The grand irony of "Exhibitionism" is that the more than 550 artifacts in the show only serve to describe the great unknown at the center of it all: how the Stones have managed to do what they do for more than half a century. "It's hard to keep it alive," Jagger admits. "In one way, you kind of have to bury some of your ego and your controlling instincts. But the benefit you get from that is support," he explains. "You know, I thought we'd made it when we put our first record out. Just to put a record out was 'making it' in some ways for me. But we were always very cocky and self-assured. I remember walking up the King's Road and thinking, 'Yeah, this is it. I've definitely arrived now—a proper record out on a proper record label.' That was the achievement of an ambition that you never thought you'd ever see."
Jagger himself is not a collector—"I'm a throwing-out person," he tells me—but he did hang on to a lot of his clothes. "Years ago I put them all in a warehouse, so a lot of the clothes in the exhibition are ones I actually kept," he says.

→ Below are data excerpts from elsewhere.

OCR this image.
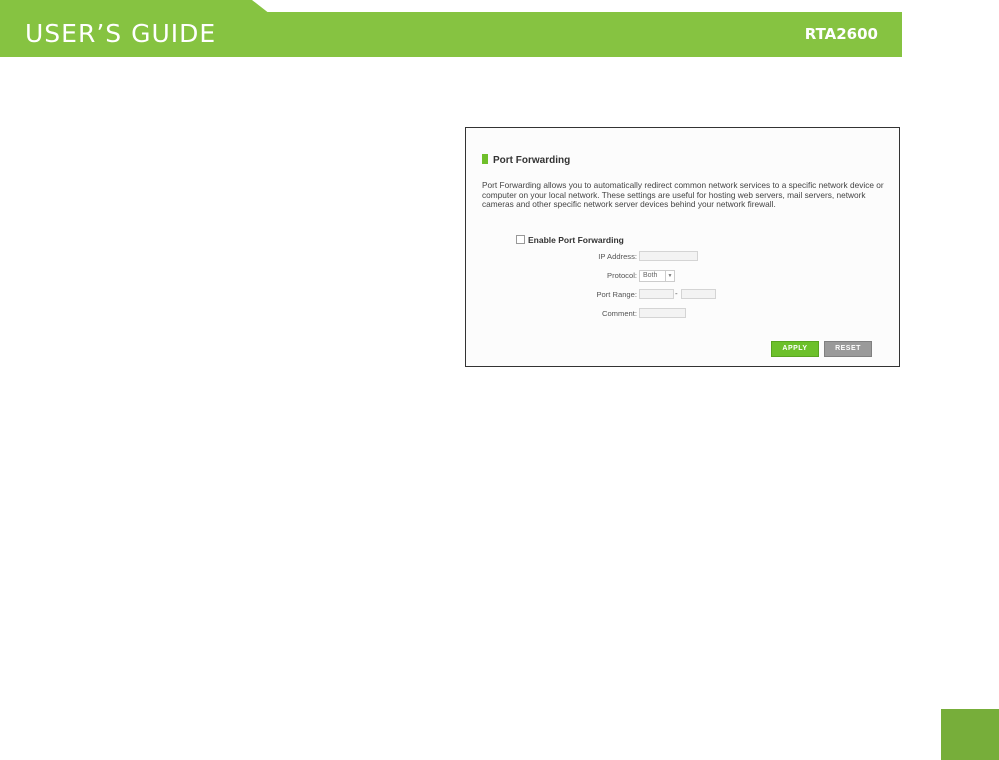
USER’S GUIDE	RTA2600
Port Forwarding
Port Forwarding allows you to automatically redirect common network services to a specific network device or computer on your local network. These settings are useful for hosting web servers, mail servers, network cameras and other specific network server devices behind your network firewall.
Enable Port Forwarding
IP Address:
Protocol: Both	▼
Port Range:	-
Comment:
APPLY	RESET
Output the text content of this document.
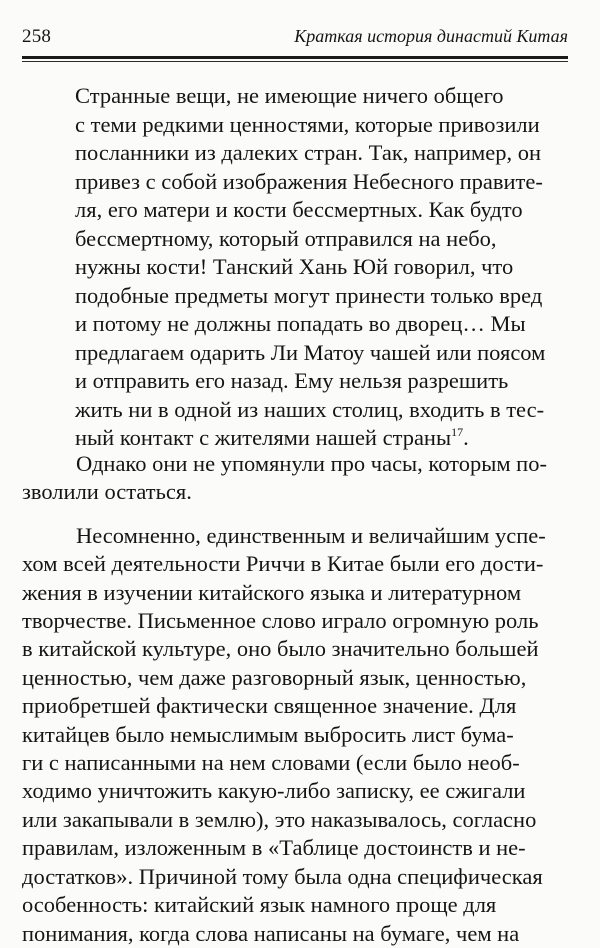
258	Краткая история династий Китая
Странные вещи, не имеющие ничего общего
с теми редкими ценностями, которые привозили
посланники из далеких стран. Так, например, он
привез с собой изображения Небесного правите-
ля, его матери и кости бессмертных. Как будто
бессмертному, который отправился на небо,
нужны кости! Танский Хань Юй говорил, что
подобные предметы могут принести только вред
и потому не должны попадать во дворец… Мы
предлагаем одарить Ли Матоу чашей или поясом
и отправить его назад. Ему нельзя разрешить
жить ни в одной из наших столиц, входить в тес-
ный контакт с жителями нашей страны$^{17}$.
Однако они не упомянули про часы, которым по-
зволили остаться.
Несомненно, единственным и величайшим успе-
хом всей деятельности Риччи в Китае были его дости-
жения в изучении китайского языка и литературном
творчестве. Письменное слово играло огромную роль
в китайской культуре, оно было значительно большей
ценностью, чем даже разговорный язык, ценностью,
приобретшей фактически священное значение. Для
китайцев было немыслимым выбросить лист бума-
ги с написанными на нем словами (если было необ-
ходимо уничтожить какую-либо записку, ее сжигали
или закапывали в землю), это наказывалось, согласно
правилам, изложенным в «Таблице достоинств и не-
достатков». Причиной тому была одна специфическая
особенность: китайский язык намного проще для
понимания, когда слова написаны на бумаге, чем на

Nevertheless, when Gallagher and her team went searching through Jagger's cache, they discovered that some key pieces were missing. An investigation revealed that his daughters had done their own comb of his closet. "There were certain outfits we were looking for, and they just weren't in the archive, and in various conversations with people, we thought that maybe his daughters had taken some things," recalls Gallagher. "And in point of fact, they did have one of the jumpsuits."
"My daughters had 'borrowed' them," Jagger says. "They thought it was funny to wear my '70s clothes. I got a couple of things back from them. I used it as a good excuse to say, 'Okay, time for you to give them back now. It has to be hung up in an exhibition.' " The biggest offenders? "Elizabeth and Georgia," he says. "They can get on those rail-thin trousers."